This is the latest installment of Public Streets, a biweekly urban observations series curated by Ellis Avery.
Greenmount Avenue is a historic Baltimore street running downtown to the Inner Harbor and north to York, PA. There’s a famous cemetery and several renowned churches with congregations and choirs from across the city. The northern section between 33rd and 39th St. is my neighborhood: I met my partner in 1989 at a Chinese restaurant at Greenmount and 33rd called Uncle Lee’s, the night of the San Francisco Earthquake. We frequented the neighborhood because of its gay dive bar, and because our favorite video rental store, Video Babylon was there, and because of 7th Story Books, and because of Hechingers, an old-style hardware store, and because of the slightly mannered tea room (which involved real china, and hostesses in kimonos and turbans, and scones) where we had our first date. Sometimes we went to the Food Co-op, dedicated to the idea of whole foods before the term got copyrighted. Many of the clothes we wore came from the Greenmount Avenue Goodwill. There was also a Woolworths, and an army consignment outlet. Memorial Stadium stood a few blocks away on 33rd St. Its closure in 1991, and demolition a decade later following a series of failed redevelopment initiatives, brought about a rapid withering of neighborhood business, and a new phase of white flight.

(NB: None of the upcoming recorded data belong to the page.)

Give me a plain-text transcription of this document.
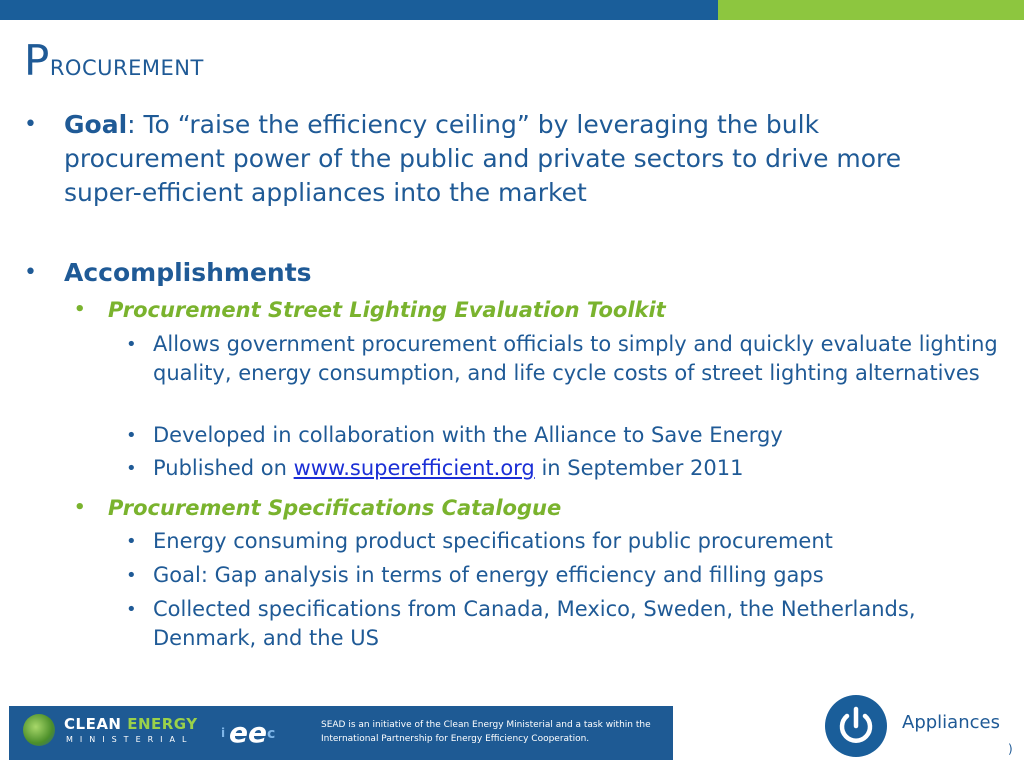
Procurement
• Goal: To “raise the efficiency ceiling” by leveraging the bulk procurement power of the public and private sectors to drive more super-efficient appliances into the market
• Accomplishments
• Procurement Street Lighting Evaluation Toolkit
• Allows government procurement officials to simply and quickly evaluate lighting quality, energy consumption, and life cycle costs of street lighting alternatives
• Developed in collaboration with the Alliance to Save Energy
• Published on www.superefficient.org in September 2011
• Procurement Specifications Catalogue
• Energy consuming product specifications for public procurement
• Goal: Gap analysis in terms of energy efficiency and filling gaps
• Collected specifications from Canada, Mexico, Sweden, the Netherlands, Denmark, and the US
CLEAN ENERGY
MINISTERIAL i ee c
SEAD is an initiative of the Clean Energy Ministerial and a task within the International Partnership for Energy Efficiency Cooperation.
Appliances
)
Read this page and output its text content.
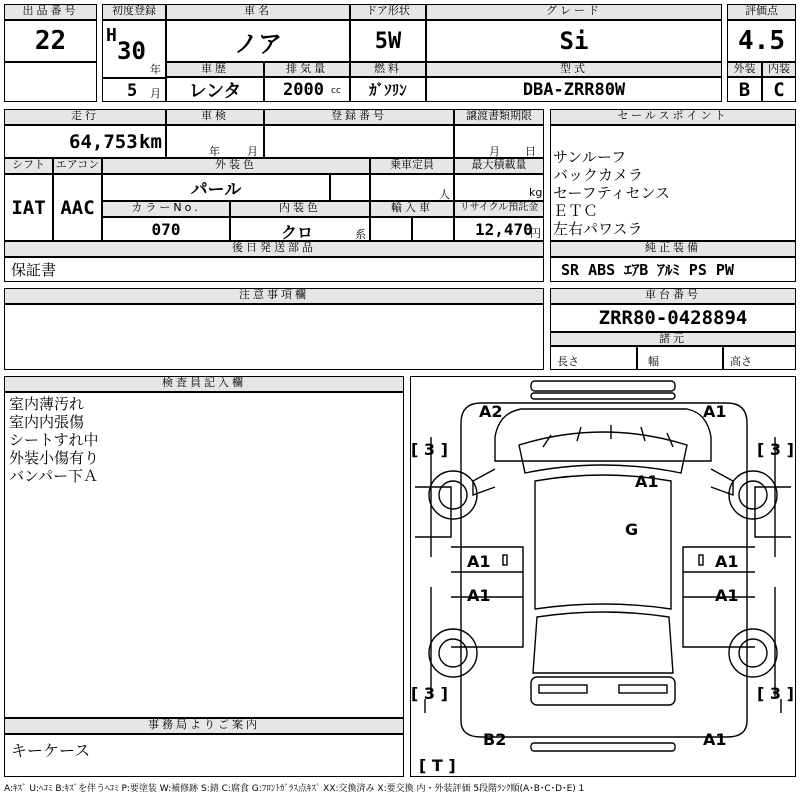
出品番号
22
初度登録
H
30
年
5 月
車名
ノア
ドア形状
5W
グレード
Si
評価点
4.5
車歴
レンタ
排気量
2000 cc
燃料
ｶﾞｿﾘﾝ
型式
DBA-ZRR80W
外装	内装
B	C
走行
64,753 km
車検
年 月
登録番号	譲渡書類期限
月 日
シフト エアコン
IAT AAC
外装色
パール
乗車定員
人
最大積載量
kg
カラーNo.
070
内装色
クロ	系
輸入車	リサイクル預託金
12,470
円
後日発送部品
保証書
セールスポイント
サンルーフ
バックカメラ
セーフティセンス
ＥＴＣ
左右パワスラ
純正装備
SR ABS ｴｱB ｱﾙﾐ PS PW
注意事項欄	車台番号
ZRR80-0428894
諸元
長さ	幅	高さ
検査員記入欄
室内薄汚れ
室内内張傷
シートすれ中
外装小傷有り
バンパー下Ａ
事務局よりご案内
キーケース
A2	A1
A1
G
A1
A1
A1
A1
B2	A1
[ 3 ]	[ 3 ]
[ 3 ]	[ 3 ]
[ T ]
A:ｷｽﾞ U:ﾍｺﾐ B:ｷｽﾞを伴うﾍｺﾐ P:要塗装 W:補修跡 S:錆 C:腐食 G:ﾌﾛﾝﾄｶﾞﾗｽ点ｷｽﾞ XX:交換済み X:要交換 内・外装評価 5段階ﾗﾝｸ順(A･B･C･D･E) 1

Ten years ago we moved back to a house about five minutes from Greenmount, closer than we’d ever lived to it back then. The difference now is that we have to walk through a gate in order to get there. It makes a very big difference.
Some of the businesses from our grad school days still exist. Some, indeed, are famous—Pete’s Grill, where you will wait a long time for breakfast Saturday and Sunday mornings; Normal’s, one of the best independent used book stores, with a world famous performance space called the Red Room. There are new things: a halal butcher, for example. And people come from across the city for the Waverly Farmer’s Market on Saturday mornings. One Saturday morning three or four years ago I dropped off a bundle of shirts at the dry cleaners at 33rd and Greenmount. The girl I talked to asked me why I was carrying bags of vegetables, and I said I’d just bought them at the farmers’ market. She looked at me, frowning: “What market?” I said “the one over there, around the corner from Pete’s Grill.” She said she’d “never heard anything about a market over there.”
It’s a bustling neighborhood, still. More though in the line of fast food, lake trout, crabs in bulk, beauty salons. You can smell the Old Bay seasoning from my house. A couple of years ago I’d see a skinny guy playing a flute outside a flower shop, his business. In a downpour one February 14th around 5pm when I needed that kind of gift, I sought him out. I bought from him a couple of times, although his store didn’t seem especially well stocked with flowers. I was told that he was reputed to be a “watcher” for the neighborhood, although my sources couldn’t agree on whether he worked for the police or for Johns Hopkins University, the biggest real estate holder in the area.

Intersection of Greenmount Avenue and Southway. Photograph by Stephen J. Campbell
It was always a bit like this, but more so in recent years: there’s a line. Everyone knows when they are crossing the line. It’s almost a ritual, when it happens, and mostly positive. On Halloween, some of the moms from Waverly bring their dressed-up little kids across the line, into Guilford, for Trick or Treat. During the winter, boys come over with snow shovels to clear the Guilford sidewalks. It all works nicely except when it doesn’t. Three years ago on Halloween I had two guests walking towards my house through Guilford. In a dark part of the street where some bushes grow, they were set upon by a group of teenage boys who kicked them and beat them with sticks. The parents with the Trick or Treaters said, “Ohh, are those kids giving you a hard time?” I was furious; I also get it.
Boys from Waverly sometimes walk in a group through the Guilford, or ride their bikes in a posse. One or two of them wave and shout hello. Last month, in the days leading up to the funeral of Freddie Gray, this happened every afternoon after school. Following the turmoil of April 27, reports circulated that a couple of businesses—a shoe shop, a convenience store—had been looted: 24 hours later I could find no trace of that. Things were back to “normal.” A young man chatted with me about the World Malaria Day t-shirt I’d forgotten I was wearing. He was a rapper, selling CDs of his own music.
Some time ago, when I tried to go to talk to a neighbor on Greenmount, to talk about the huge dog she leaves barking in the yard all day and night, I crossed a line. She didn’t want to know that I couldn’t sleep because her dog was barking, and that I preferred talking to her to calling the police or Animal Control. She said: “Are you going to get off my property?” I said: “I will when you listen to me.” She seized the collar of my coat, dragged me down her front steps, and pushed me out her gate, swearing all the while. Her neighbors sometimes complain to the police about the dog, but they are clearly frightened of her. Three years later, even as I write this, the dog’s massive bark resonates in the alley. I can see him as I go to close the window on this beautiful spring day. I plan to be here for life, but if there’s one thing that will make me leave the neighborhood, it will be this.